Umso überraschender ist es natürlich, dass der “neue” VfB nach acht Spieltagen nur ein Mal verloren hat. Viel überraschender: Das Team hat acht Mal mutig und leidenschaftlich gespielt! Es ist ein bisschen wie unter Alex Zorniger in der Saison 2015/2016 – nur mit Punkten. Diese Mannschaft hat es definitiv verdient, dass knapp 60.000 Fans sie im Stadion frenetisch anfeuern. Und umgekehrt haben die es die treuen und leidensfähigen Fans verdient, diese Mannschaft live im Stadion zu erleben und anzufeuern. Sozusagen als Wiedergutmachung für die vielen blutleeren Auftritte in der vergangenen Zweitliga-Saison.

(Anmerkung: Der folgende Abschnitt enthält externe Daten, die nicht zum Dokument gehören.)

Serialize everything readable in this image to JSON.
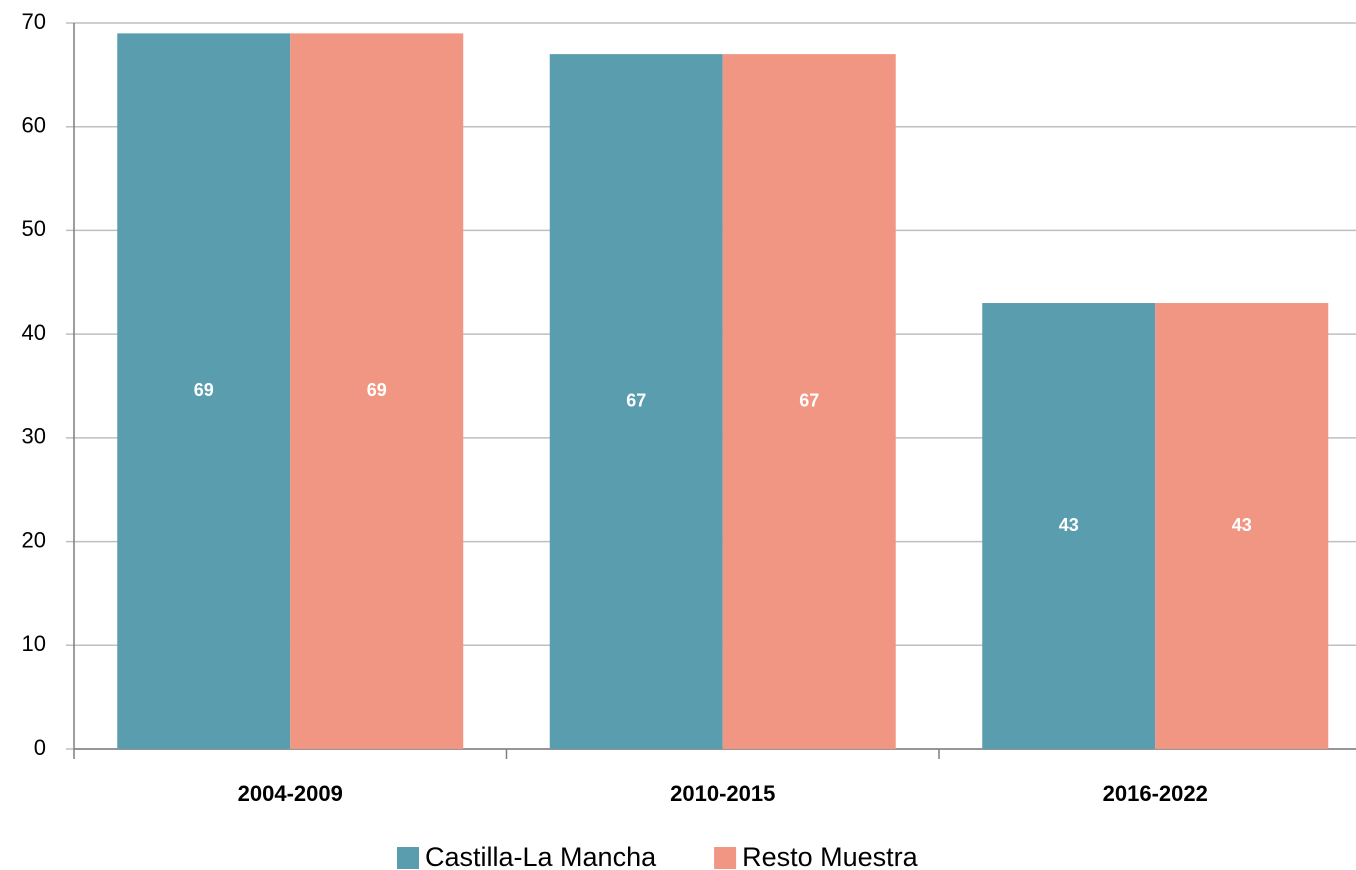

Unter uns: Würde der VfB Stuttgart aktuell nicht so wahnsinnig viel Spaß machen, ich wüsste nicht, ob ich noch Lust auf Geisterspiele hätte. Ich hasse – neben den Sitzschalen – auch das ständige Gebrüll der Spieler auf dem Platz und der Verantwortlichen daneben. “Hey, hey, hee, he, HEY!” Und das 90 Minuten lang. Inklusive des Echos, das von den leeren Rängen zurückgeworfen wird.  Schlimmer ist nur die Tonspur mit den fake Fangesängen. Ebenso intensiv vermisse ich die Statements der organisierten Fanszenen. Das tagesaktuelle Gegengewicht zum Establishment fehlt komplett – und das seit Monaten. Letzte Woche möchte uns Karl-Heinz Rummenigge erklären, was Solidarität bedeutet. Diese Woche erklärt uns Oliver Mintzlaff von RB Leipzig im kicker, wie man solide wirtschaftet, ohne Kredite aufnehmen zu müssen. Was kommt nächste Woche? Manuel Baum erklärt uns, warum er auf Schalke so erfolgreich ist?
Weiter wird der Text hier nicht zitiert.